/vaadin-fullstack-portlet

Example portlet using Vaadin and Spring

Primary LanguageCSS

Portlet screenshot

#Example of portlet with Vaadin + Spring Boot for Liferay

How to deploy this portlet to Liferay:

###1. Download and run Liferay.

###2. Configure Maven properties:

liferay.version
liferay.maven.plugin.version
liferay.auto.deploy.dir
liferay.app.server.deploy.dir
liferay.app.server.lib.global.dir
liferay.app.server.portal.dir

###Example for Liferay 6.2 GA4:

<liferay.version>6.2.3</liferay.version>
<liferay.maven.plugin.version>6.2.10.13</liferay.maven.plugin.version>
<liferay.auto.deploy.dir>/data/Java/extensions/liferay-portal-6.2-ce-ga4/deploy</liferay.auto.deploy.dir>
<liferay.app.server.deploy.dir>/data/Java/extensions/liferay-portal-6.2-ce-ga4/tomcat-7.0.42/webapps</liferay.app.server.deploy.dir>
<liferay.app.server.lib.global.dir>/data/Java/extensions/liferay-portal-6.2-ce-ga4/tomcat-7.0.42/lib/ext</liferay.app.server.lib.global.dir>
<liferay.app.server.portal.dir>/data/Java/extensions/liferay-portal-6.2-ce-ga4/tomcat-7.0.42/webapps/ROOT</liferay.app.server.portal.dir>

A good way to define these is for example to create a liferay profile to your .m2/settings.xml file.

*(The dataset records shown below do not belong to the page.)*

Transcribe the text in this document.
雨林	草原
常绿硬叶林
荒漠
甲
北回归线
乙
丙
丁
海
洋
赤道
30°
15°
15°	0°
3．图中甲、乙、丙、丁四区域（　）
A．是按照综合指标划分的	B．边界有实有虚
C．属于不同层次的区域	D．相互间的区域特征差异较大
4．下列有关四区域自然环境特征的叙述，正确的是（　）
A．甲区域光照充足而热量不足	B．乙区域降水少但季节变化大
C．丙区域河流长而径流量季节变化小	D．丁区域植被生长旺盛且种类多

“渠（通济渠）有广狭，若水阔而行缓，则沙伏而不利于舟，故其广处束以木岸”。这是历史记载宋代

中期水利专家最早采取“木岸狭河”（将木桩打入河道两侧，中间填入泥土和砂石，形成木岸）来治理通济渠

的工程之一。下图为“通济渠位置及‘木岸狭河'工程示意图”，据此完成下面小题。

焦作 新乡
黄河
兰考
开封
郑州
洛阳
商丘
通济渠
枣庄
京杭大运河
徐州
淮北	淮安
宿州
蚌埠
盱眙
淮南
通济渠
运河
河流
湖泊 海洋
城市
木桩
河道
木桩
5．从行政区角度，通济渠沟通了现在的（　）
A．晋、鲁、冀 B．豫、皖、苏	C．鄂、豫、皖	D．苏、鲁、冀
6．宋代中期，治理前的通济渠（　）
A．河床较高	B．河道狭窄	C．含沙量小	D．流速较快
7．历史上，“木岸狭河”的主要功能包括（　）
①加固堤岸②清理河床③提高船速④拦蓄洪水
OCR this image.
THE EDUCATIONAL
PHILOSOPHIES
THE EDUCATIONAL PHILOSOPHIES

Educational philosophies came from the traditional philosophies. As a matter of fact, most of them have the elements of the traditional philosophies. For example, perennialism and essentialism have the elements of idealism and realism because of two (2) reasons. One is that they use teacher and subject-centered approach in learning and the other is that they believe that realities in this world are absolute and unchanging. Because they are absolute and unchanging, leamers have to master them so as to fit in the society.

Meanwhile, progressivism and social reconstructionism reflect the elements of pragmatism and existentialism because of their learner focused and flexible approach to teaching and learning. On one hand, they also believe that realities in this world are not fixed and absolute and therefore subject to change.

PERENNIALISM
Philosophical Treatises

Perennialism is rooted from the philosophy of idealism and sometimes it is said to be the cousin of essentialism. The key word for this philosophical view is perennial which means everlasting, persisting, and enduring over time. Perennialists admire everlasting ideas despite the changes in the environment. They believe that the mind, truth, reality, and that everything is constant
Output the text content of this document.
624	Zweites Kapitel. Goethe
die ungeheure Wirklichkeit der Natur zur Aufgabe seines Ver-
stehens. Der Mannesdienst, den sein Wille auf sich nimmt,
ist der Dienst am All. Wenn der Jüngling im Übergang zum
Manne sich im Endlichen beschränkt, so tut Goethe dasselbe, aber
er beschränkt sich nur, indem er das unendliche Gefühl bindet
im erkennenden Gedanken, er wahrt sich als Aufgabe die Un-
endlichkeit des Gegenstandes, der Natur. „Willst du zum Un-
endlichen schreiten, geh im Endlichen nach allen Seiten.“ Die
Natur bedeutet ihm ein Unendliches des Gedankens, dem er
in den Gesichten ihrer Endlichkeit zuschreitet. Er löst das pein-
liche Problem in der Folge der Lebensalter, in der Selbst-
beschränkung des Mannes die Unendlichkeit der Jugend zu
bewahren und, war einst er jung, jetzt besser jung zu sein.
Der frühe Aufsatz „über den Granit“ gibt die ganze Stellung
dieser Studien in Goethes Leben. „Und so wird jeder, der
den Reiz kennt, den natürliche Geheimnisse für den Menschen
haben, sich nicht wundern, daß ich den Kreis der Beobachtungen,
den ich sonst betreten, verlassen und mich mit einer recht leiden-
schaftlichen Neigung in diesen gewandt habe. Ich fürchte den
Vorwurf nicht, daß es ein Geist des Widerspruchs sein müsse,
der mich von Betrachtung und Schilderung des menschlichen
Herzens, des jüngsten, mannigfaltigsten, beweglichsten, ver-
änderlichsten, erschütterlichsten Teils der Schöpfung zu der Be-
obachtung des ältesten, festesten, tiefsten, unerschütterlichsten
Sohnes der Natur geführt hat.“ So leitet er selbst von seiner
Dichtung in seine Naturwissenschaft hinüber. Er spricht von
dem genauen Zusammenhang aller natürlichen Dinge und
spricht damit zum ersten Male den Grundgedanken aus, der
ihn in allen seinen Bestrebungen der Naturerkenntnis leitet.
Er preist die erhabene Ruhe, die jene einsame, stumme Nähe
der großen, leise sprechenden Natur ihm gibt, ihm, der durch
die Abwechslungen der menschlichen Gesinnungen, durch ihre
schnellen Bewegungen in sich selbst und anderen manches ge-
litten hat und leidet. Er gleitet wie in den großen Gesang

3. Create package and deploy

mvn package liferay:deploy

Optional: use different database

The example uses in memory h2 database by default. To switch into another database, ensure you have proper drivers on your classpath and define the database url in your application.properties file.